Il est écrit (Seder HaDorot) que Rabbi Y. ben Yilem a demandé au prophète Eliyahou: « qui se trouvera à mes côtés au Jardin d’Eden? Il lui répondit: « Nanass le boucher ». « Est-ce possible, demande le Tzadik avec étonnement, que je sois en compagnie de Nanass le boucher? » Il alla demander à ce boucher à quoi il attribuait un tel mérite. Le boucher lui répondit: « J’ai des parents qui sont vieux et je dépense tout mon argent pour qu’ils puissent vivre honorablement ». Selon une autre version, il aurait répondu: « Une fois, je suis allé acheter une bête pour ma famille et moi, mais en route j’ai rencontré une femme qui pleurait, elle avait besoin d’argent pour marier sa fille et je lui ai donné tout l’argent que j’avais ». C’est donc qu’il avait triomphé d’une épreuve importante, car le boucher et toute sa famille vivaient de cet argent, et en le donnant, il risquait sa vie et la vie des siens. Mais en donnant tout son argent, il a montré son amour pour D., « de toutes ses forces ». Il est capable de donner entièrement à D., tant son argent que sa vie, et mérite de se trouver au Jardin d’Eden avec les plus éminents Justes. Cet homme, qui agit avec une telle grandeur d’âme et une telle noblesse est sans aucun doute capable de sacrifier sa vie pour sanctifier le Nom de D.

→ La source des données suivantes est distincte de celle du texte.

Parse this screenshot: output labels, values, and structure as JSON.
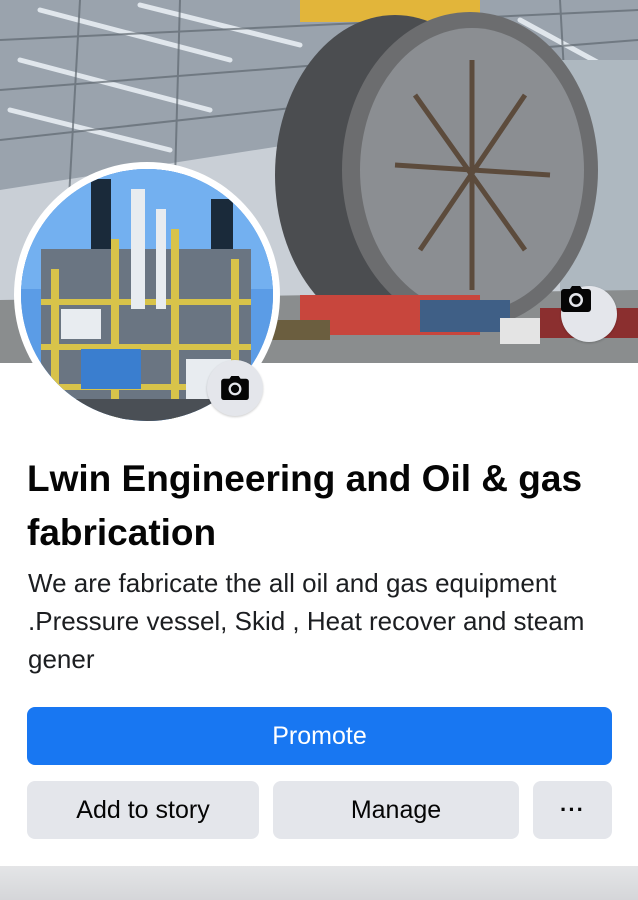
{
  "page": {
    "title": "Lwin Engineering and Oil & gas fabrication",
    "bio": "We are fabricate the all oil and gas equipment .Pressure vessel, Skid , Heat recover and steam gener"
  },
  "buttons": {
    "promote": "Promote",
    "add_to_story": "Add to story",
    "manage": "Manage",
    "more": "···"
  },
  "icons": {
    "cover_camera": "camera-icon",
    "profile_camera": "camera-icon"
  },
  "colors": {
    "primary": "#1877f2",
    "secondary_button": "#e4e6eb",
    "text": "#050505"
  }
}
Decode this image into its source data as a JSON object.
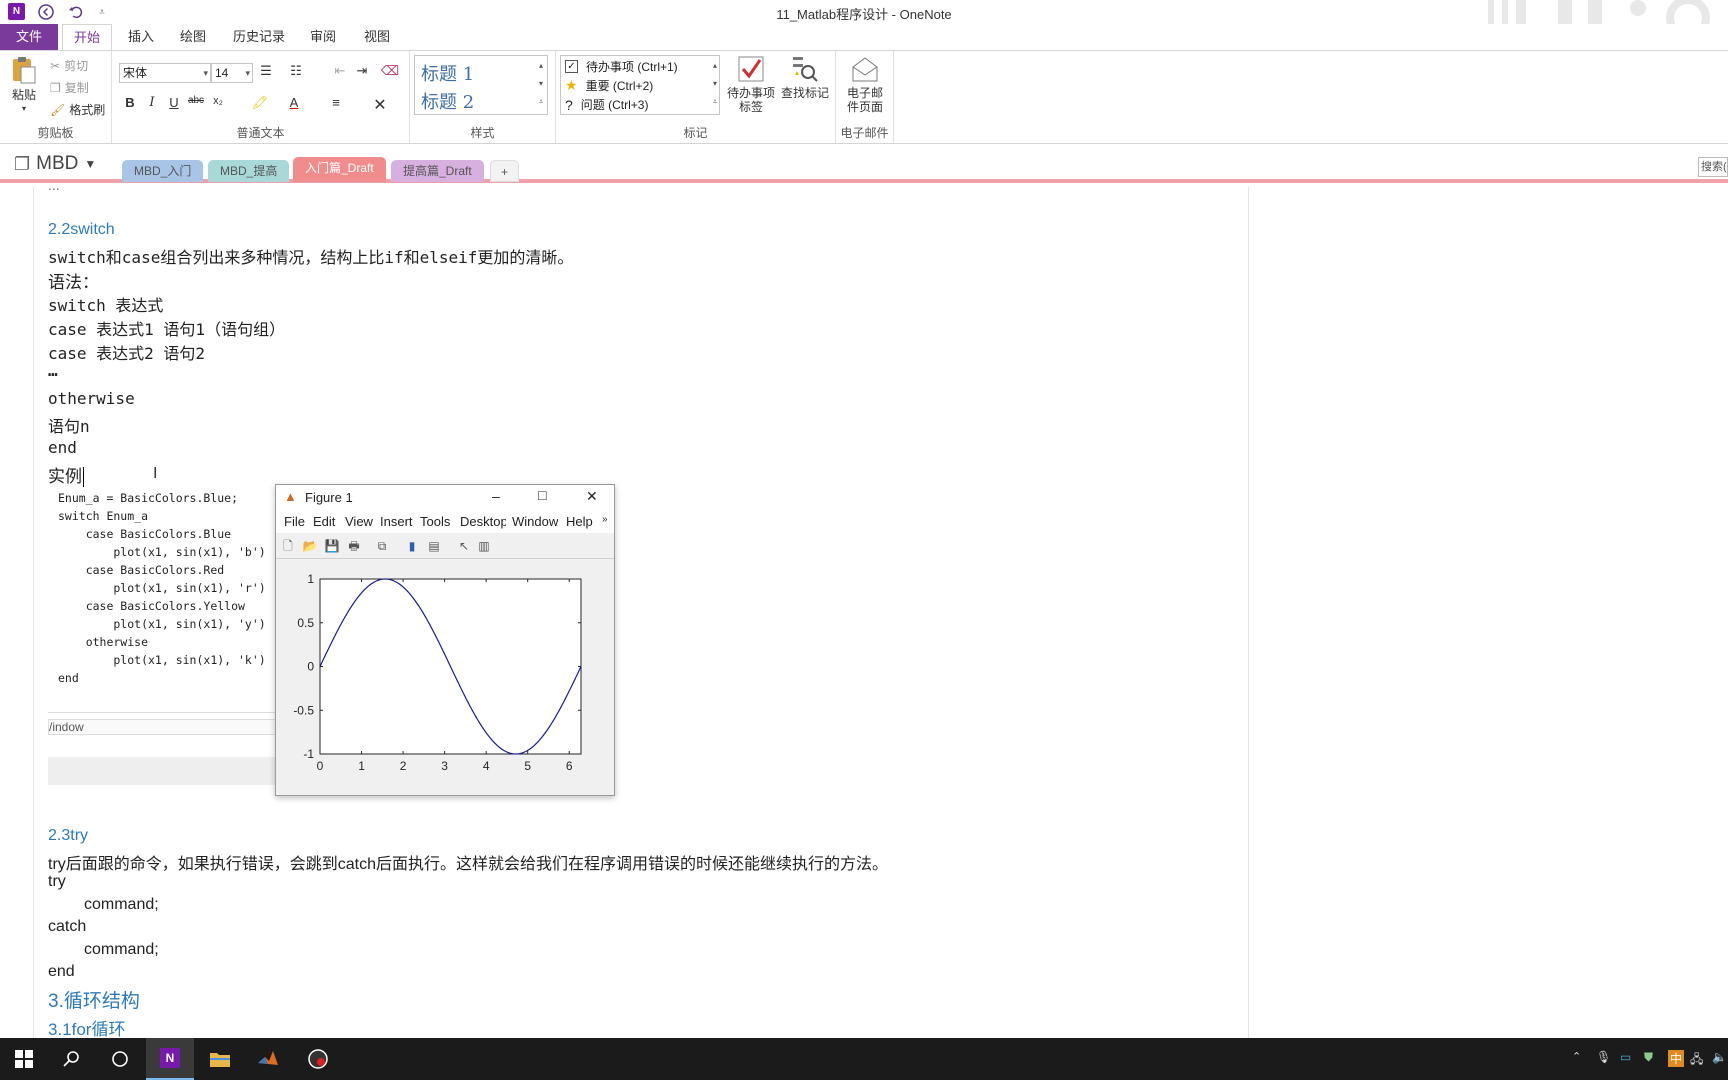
{
  "window": {
    "title": "11_Matlab程序设计 - OneNote"
  },
  "ribbon": {
    "tabs": [
      "文件",
      "开始",
      "插入",
      "绘图",
      "历史记录",
      "审阅",
      "视图"
    ],
    "clipboard": {
      "paste": "粘贴",
      "cut": "剪切",
      "copy": "复制",
      "format_painter": "格式刷",
      "label": "剪贴板"
    },
    "basic_text": {
      "font": "宋体",
      "size": "14",
      "label": "普通文本"
    },
    "styles": {
      "h1": "标题 1",
      "h2": "标题 2",
      "label": "样式"
    },
    "tags": {
      "items": [
        "待办事项 (Ctrl+1)",
        "重要 (Ctrl+2)",
        "问题 (Ctrl+3)"
      ],
      "todo_tag": "待办事项标签",
      "find_tags": "查找标记",
      "label": "标记"
    },
    "email": {
      "email_page": "电子邮件页面",
      "label": "电子邮件"
    }
  },
  "notebook": {
    "name": "MBD",
    "sections": [
      "MBD_入门",
      "MBD_提高",
      "入门篇_Draft",
      "提高篇_Draft"
    ],
    "add": "+",
    "search": "搜索("
  },
  "page": {
    "top_partial": "...",
    "h_switch": "2.2switch",
    "switch_desc": "switch和case组合列出来多种情况，结构上比if和elseif更加的清晰。",
    "syntax": "语法：",
    "syn1": "switch 表达式",
    "syn2": "case 表达式1 语句1（语句组）",
    "syn3": "case 表达式2 语句2",
    "syn4": "…",
    "syn5": "otherwise",
    "syn6": "语句n",
    "syn7": "end",
    "example": "实例",
    "code": [
      "Enum_a = BasicColors.Blue;",
      "switch Enum_a",
      "    case BasicColors.Blue",
      "        plot(x1, sin(x1), 'b')",
      "    case BasicColors.Red",
      "        plot(x1, sin(x1), 'r')",
      "    case BasicColors.Yellow",
      "        plot(x1, sin(x1), 'y')",
      "    otherwise",
      "        plot(x1, sin(x1), 'k')",
      "end"
    ],
    "window_label": "/indow",
    "h_try": "2.3try",
    "try_desc": "try后面跟的命令，如果执行错误，会跳到catch后面执行。这样就会给我们在程序调用错误的时候还能继续执行的方法。",
    "try_kw": "try",
    "try_cmd": "command;",
    "catch_kw": "catch",
    "catch_cmd": "command;",
    "end_kw": "end",
    "h_loop": "3.循环结构",
    "h_for": "3.1for循环"
  },
  "figure": {
    "title": "Figure 1",
    "menu": [
      "File",
      "Edit",
      "View",
      "Insert",
      "Tools",
      "Desktop",
      "Window",
      "Help"
    ],
    "minimize": "–",
    "maximize": "□",
    "close": "✕"
  },
  "chart_data": {
    "type": "line",
    "x_ticks": [
      0,
      1,
      2,
      3,
      4,
      5,
      6
    ],
    "y_ticks": [
      1,
      0.5,
      0,
      -0.5,
      -1
    ],
    "x_tick_labels": [
      "0",
      "1",
      "2",
      "3",
      "4",
      "5",
      "6"
    ],
    "y_tick_labels": [
      "1",
      "0.5",
      "0",
      "-0.5",
      "-1"
    ],
    "xlim": [
      0,
      6.2832
    ],
    "ylim": [
      -1,
      1
    ],
    "series": [
      {
        "function": "sin(x)",
        "color": "#1a1a8c"
      }
    ]
  },
  "taskbar": {
    "apps": [
      "windows-icon",
      "search-icon",
      "cortana-icon",
      "onenote-icon",
      "file-explorer-icon",
      "matlab-icon",
      "screen-recorder-icon"
    ],
    "ime": "中"
  }
}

Chez Loth, chez Laban, chez Korah’, l’amour de l’argent prit le dessus. A leur sujet, il est dit (Mishley 11:4): « La fortune ne sera d’aucun secours au jour de la colère ». Laban a vidé sa maison des idoles qui s’y trouvaient, et Korah’ avait pour tâche de porter l’Arche Sainte, mais bien que conscients de l’existence de D. ils n’étaient pas prêts à sacrifier leur vie pour sanctifier le Nom de D. De même Loth avait appris d’Avraham la connaissance de D. mais il n’avait pas acquis les qualités requises pour s’attacher à Lui de tout son cœur et de toute son âme.

Avraham demanda conseil à Anèr, Eshkol et Mamré à propos de la circoncision (Béréshit Rabba 42:14). Il est difficile de comprendre pourquoi, alors que D. lui ordonne la circoncision, il va demander conseil. Mais il voulait entendre ce qu’ils allaient lui répondre, afin de savoir s’ils étaient dignes d’être de ses amis ou pas. Il ne voulait pas s’associer à qui n’est pas sincèrement attaché à D. Ainsi, chacun doit savoir avec qui s’associer, et se séparer d’un partenaire susceptible de le détourner du service de D., et être prêt lui-même à donner sa vie pour sanctifier le Nom de D.